L’Association Sauvons Le Reste ‘SAULER’ est très active en faveur des malades mentaux dans le grand nord du Burkina. Créée le 21 juin 2012 elle prend en charge les soins primaires de malades mentaux errants dans la rue. Cela se traduit par des opérations de pansement des plaies ; de bains ; de rasage des cheveux et coupures des ongles ; de référence vers les formations sanitaires. Sauler prend aussi en charge leurs besoins alimentaires.

A cet effet, elle organise entre autre des repas communautaires. Donne de l’argent à des restauratrices pour donner à manger aux déficients mentaux qui se trouvent dans leur périmètre. L’association leur distribue également journellement des repas sans oublier leur prise en charge vestimentaire.
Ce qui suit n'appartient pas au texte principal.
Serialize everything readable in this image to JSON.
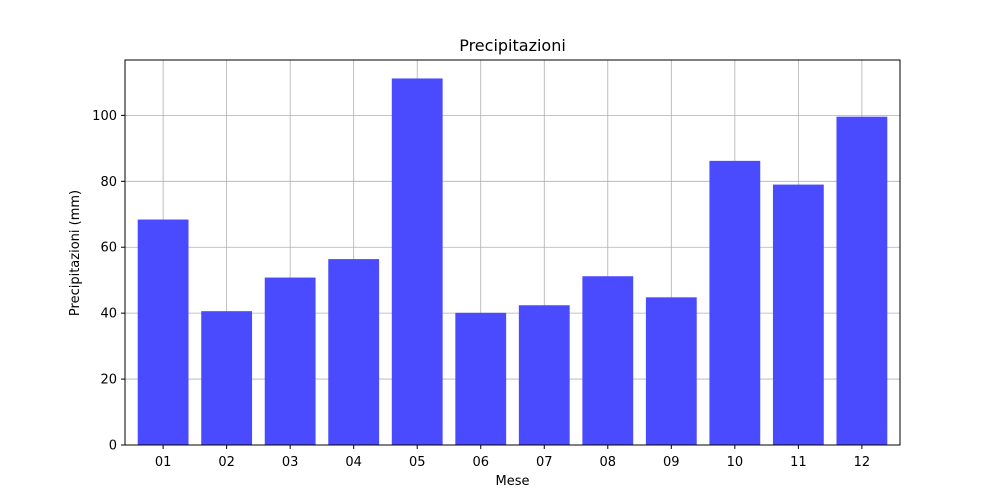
{
  "chart_data": {
    "type": "bar",
    "title": "Precipitazioni",
    "xlabel": "Mese",
    "ylabel": "Precipitazioni (mm)",
    "categories": [
      "01",
      "02",
      "03",
      "04",
      "05",
      "06",
      "07",
      "08",
      "09",
      "10",
      "11",
      "12"
    ],
    "values": [
      68.4,
      40.6,
      50.8,
      56.4,
      111.2,
      40.1,
      42.4,
      51.2,
      44.8,
      86.2,
      79.0,
      99.6
    ],
    "ylim": [
      0,
      116.8
    ],
    "yticks": [
      0,
      20,
      40,
      60,
      80,
      100
    ],
    "grid": true,
    "bar_color": "#4a4aff",
    "legend": false
  }
}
Sauler travaille aussi à leur réinsertion sociale et sensibilise les populations à propos des conditions de vie des malades mentaux. Sauvons Le Reste bat de l’aile dans son œuvre. Selon Adama Ouedraogo le président, « Sauler, est confrontée à de multiples difficultés notamment l’insuffisance de ressources matérielles et financière ; l’inexistence d’un local approprié pour immobiliser certains patients ; le nombre croissant de malades mentaux dans le nord ».

Le centre psychiatrique de Yalgado qui reçoit les malades mentaux est dans un état de précarité indicible. 20 ans durant, le centre n’a pas connu de réfection. Le local est exigu. Les portes de certaines chambres sont défoncées par des malades violents. Compaoré Seydou, un psychiatre du centre cite une litanie d’entraves minant le bon fonctionnement du service. Il s’agit entre autre de l’insuffisance des chambres et qui sont même inappropriées ; les médicaments coûtent cher et difficilement trouvables dans les pharmacies. Le centre fait face souvent à des malades violents qui troublent la quiétude de l’hôpital. Et n’y a pas un personnel aguerri pour les contenir malgré leurs incessantes demandes. Le vigile à qui ils font souvent recours est victime de plusieurs morsures de malades violents. Le personnel psychiatrique reste aussi énormément insuffisant.